Abstrakt
L’immunité économique de la Poméranie Occidentale, autrement que dans les autres territoires de la Pologne médiévale, ne fit pas encore objet des recherches, ni des savants polonais, ni allemands. Le présent ouvrage tend à présenter le développement des exemptions des prestations et des servitudes dans les limites chronologiques s’étendant jusqu’en 1295, c’est-à-dire jusqu’à la division de la Poméranie en deux provinces qui — dès lors — se développaient séparément: celle de Szczecin et celle de Wolgast. Les privilèges judiciaires et ceux concernant les monopoles du prince font l’objet de travaux séparés du même auteur.
Les chartes, concédant lès exemptions économiques à l’Eglise apparurent en Poméranie Occidentale au début du quatrième quart du XIIe siècle, c’est-à-dire quelques dizaines d’années plus tôt que les exemptions judiciaires. Ce n’est qu’exceptionnellement que l’évêque et le chapitre de Kamień avaient en 1176 obtenu l’immunité judiciaire en même temps que l’immunité économique. Un développement plus intense des immunités se laisse, cependant, observer au XIIIe siècle seulement, lors du régne de Barnim I (1220—1278); c’est alors qu’il atteint son apogée. Dans les biens des chevaliers l’immunité se développait surtout depuis la moitié du XIIIe siècle, et les exemptions des villages appartenant aux villes se concentraient dans le dernier quart de ce siècle. En ce qui concerne encore la chronologie, il faut noter que les exemptions poméraniennes avaient lieu dans le même temps que les immunités en Pologne.
Nous avons pu examiner de nombreuses chartes concernant 105 concessionnaires d’exemptions (51 ecclésiastiques, 45 laiques et 9 villes).

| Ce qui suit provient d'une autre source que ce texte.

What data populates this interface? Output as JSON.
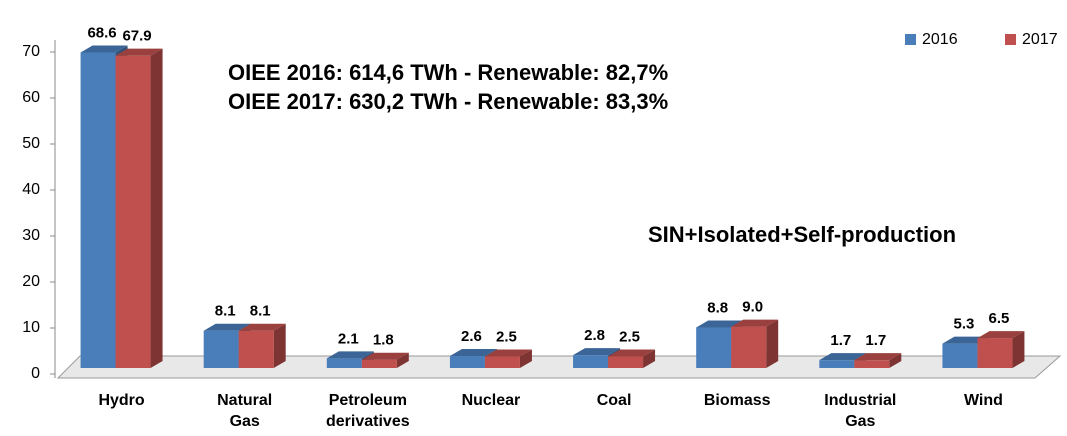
{
  "chart_data": {
    "type": "bar3d",
    "categories": [
      "Hydro",
      "Natural\nGas",
      "Petroleum\nderivatives",
      "Nuclear",
      "Coal",
      "Biomass",
      "Industrial\nGas",
      "Wind"
    ],
    "series": [
      {
        "name": "2016",
        "color": "#4a7ebb",
        "values": [
          68.6,
          8.1,
          2.1,
          2.6,
          2.8,
          8.8,
          1.7,
          5.3
        ],
        "value_labels": [
          "68.6",
          "8.1",
          "2.1",
          "2.6",
          "2.8",
          "8.8",
          "1.7",
          "5.3"
        ]
      },
      {
        "name": "2017",
        "color": "#c0504d",
        "values": [
          67.9,
          8.1,
          1.8,
          2.5,
          2.5,
          9.0,
          1.7,
          6.5
        ],
        "value_labels": [
          "67.9",
          "8.1",
          "1.8",
          "2.5",
          "2.5",
          "9.0",
          "1.7",
          "6.5"
        ]
      }
    ],
    "ylim": [
      0,
      70
    ],
    "yticks": [
      0,
      10,
      20,
      30,
      40,
      50,
      60,
      70
    ],
    "annotations": [
      "OIEE 2016: 614,6 TWh - Renewable: 82,7%",
      "OIEE 2017: 630,2 TWh - Renewable: 83,3%",
      "SIN+Isolated+Self-production"
    ],
    "legend": "top-right"
  }
}
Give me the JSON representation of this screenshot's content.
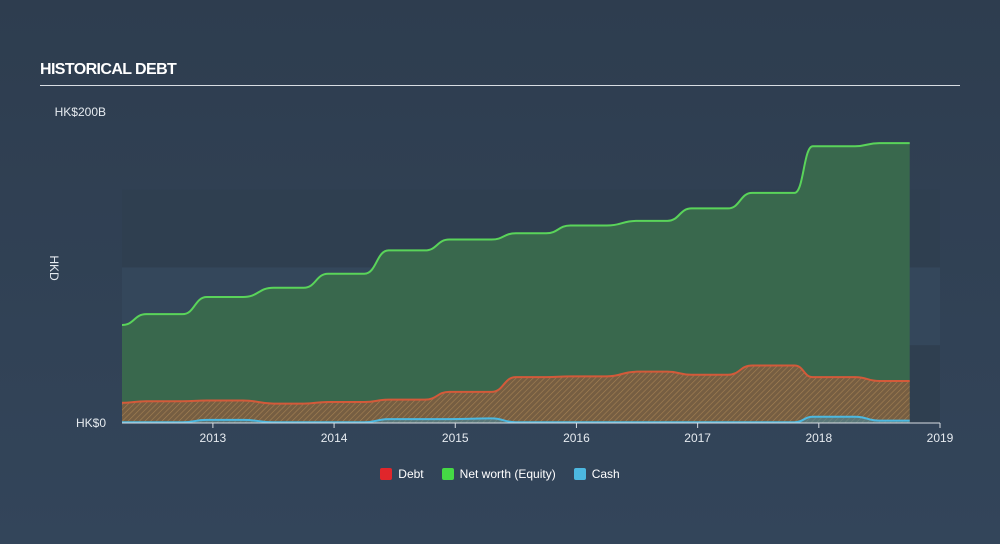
{
  "header": {
    "title": "HISTORICAL DEBT"
  },
  "chart_data": {
    "type": "area",
    "title": "HISTORICAL DEBT",
    "ylabel": "HKD",
    "xlabel": "",
    "ylim": [
      0,
      200
    ],
    "xlim": [
      2012.25,
      2019.0
    ],
    "y_tick_labels": [
      {
        "value": 0,
        "label": "HK$0"
      },
      {
        "value": 200,
        "label": "HK$200B"
      }
    ],
    "x_ticks": [
      2013,
      2014,
      2015,
      2016,
      2017,
      2018,
      2019
    ],
    "legend": [
      {
        "key": "debt",
        "label": "Debt",
        "color": "#e0262b"
      },
      {
        "key": "equity",
        "label": "Net worth (Equity)",
        "color": "#45d945"
      },
      {
        "key": "cash",
        "label": "Cash",
        "color": "#4cb8e0"
      }
    ],
    "series": [
      {
        "name": "Net worth (Equity)",
        "key": "equity",
        "color": "#5ad45a",
        "x": [
          2012.25,
          2012.45,
          2012.75,
          2012.95,
          2013.25,
          2013.5,
          2013.75,
          2013.95,
          2014.25,
          2014.45,
          2014.75,
          2014.95,
          2015.3,
          2015.5,
          2015.75,
          2015.95,
          2016.25,
          2016.5,
          2016.75,
          2016.95,
          2017.25,
          2017.45,
          2017.8,
          2017.95,
          2018.3,
          2018.5,
          2018.75
        ],
        "values": [
          63,
          70,
          70,
          81,
          81,
          87,
          87,
          96,
          96,
          111,
          111,
          118,
          118,
          122,
          122,
          127,
          127,
          130,
          130,
          138,
          138,
          148,
          148,
          178,
          178,
          180,
          180
        ]
      },
      {
        "name": "Debt",
        "key": "debt",
        "color": "#d35a3a",
        "x": [
          2012.25,
          2012.45,
          2012.75,
          2012.95,
          2013.25,
          2013.5,
          2013.75,
          2013.95,
          2014.25,
          2014.45,
          2014.75,
          2014.95,
          2015.3,
          2015.5,
          2015.75,
          2015.95,
          2016.25,
          2016.5,
          2016.75,
          2016.95,
          2017.25,
          2017.45,
          2017.8,
          2017.95,
          2018.3,
          2018.5,
          2018.75
        ],
        "values": [
          13,
          14,
          14,
          14.5,
          14.5,
          12.5,
          12.5,
          13.5,
          13.5,
          15,
          15,
          20,
          20,
          29.5,
          29.5,
          30,
          30,
          33,
          33,
          31,
          31,
          37,
          37,
          29.5,
          29.5,
          27,
          27
        ]
      },
      {
        "name": "Cash",
        "key": "cash",
        "color": "#4cb8e0",
        "x": [
          2012.25,
          2012.75,
          2012.95,
          2013.25,
          2013.5,
          2014.25,
          2014.45,
          2014.95,
          2015.3,
          2015.5,
          2017.8,
          2017.95,
          2018.3,
          2018.5,
          2018.75
        ],
        "values": [
          0.5,
          0.5,
          2,
          2,
          0.5,
          0.5,
          2.5,
          2.5,
          3,
          0.5,
          0.5,
          4,
          4,
          1.5,
          1.5
        ]
      }
    ]
  }
}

Le matériel diplomatique est donc assez abondant, mais les chartes sont en général peu explicites et les formules d’exemption très sommaires. Par conséquent il est impossible de distinguer, comme dans les autres provinces polonaises, une évolution de l’immunité économique, des étapes dans le développement de l’étendue des exemptions. Le concessionnaire obtenait en principe avec la première charte d’immunité une exemption complète de toutes les charges. Les restrictions que nous notons quelquefois n’étaient pas essentielles (elles concernaient p. ex. surtout les devoirs militaires de la „defensio terrae” etc). En nous basant sur les sources poméraniennes ce n’est qu’avec difficulté que nous pouvons reconstruire le système de charges supprimé par les immunités, qui comprenait: les servitudes municipales, le péage, le guet, la garde, l’expédition militaire, la défense du pays et la charge du conduit, ainsi que la taille en bétail, en blé et le gîte. La „beda” était une taille nouvelle introduite au XIIIe s. Elle était perçue sur ordre spécial du prince après avoir été accordée par les contribuables. Bien peu de personnes ecclésiastiques ou laïques avaient reçu l’exemption de ce nouveau impôt, qui dès lors devait constituer un des piliers principaux de la nouvelle fiscalité du prince.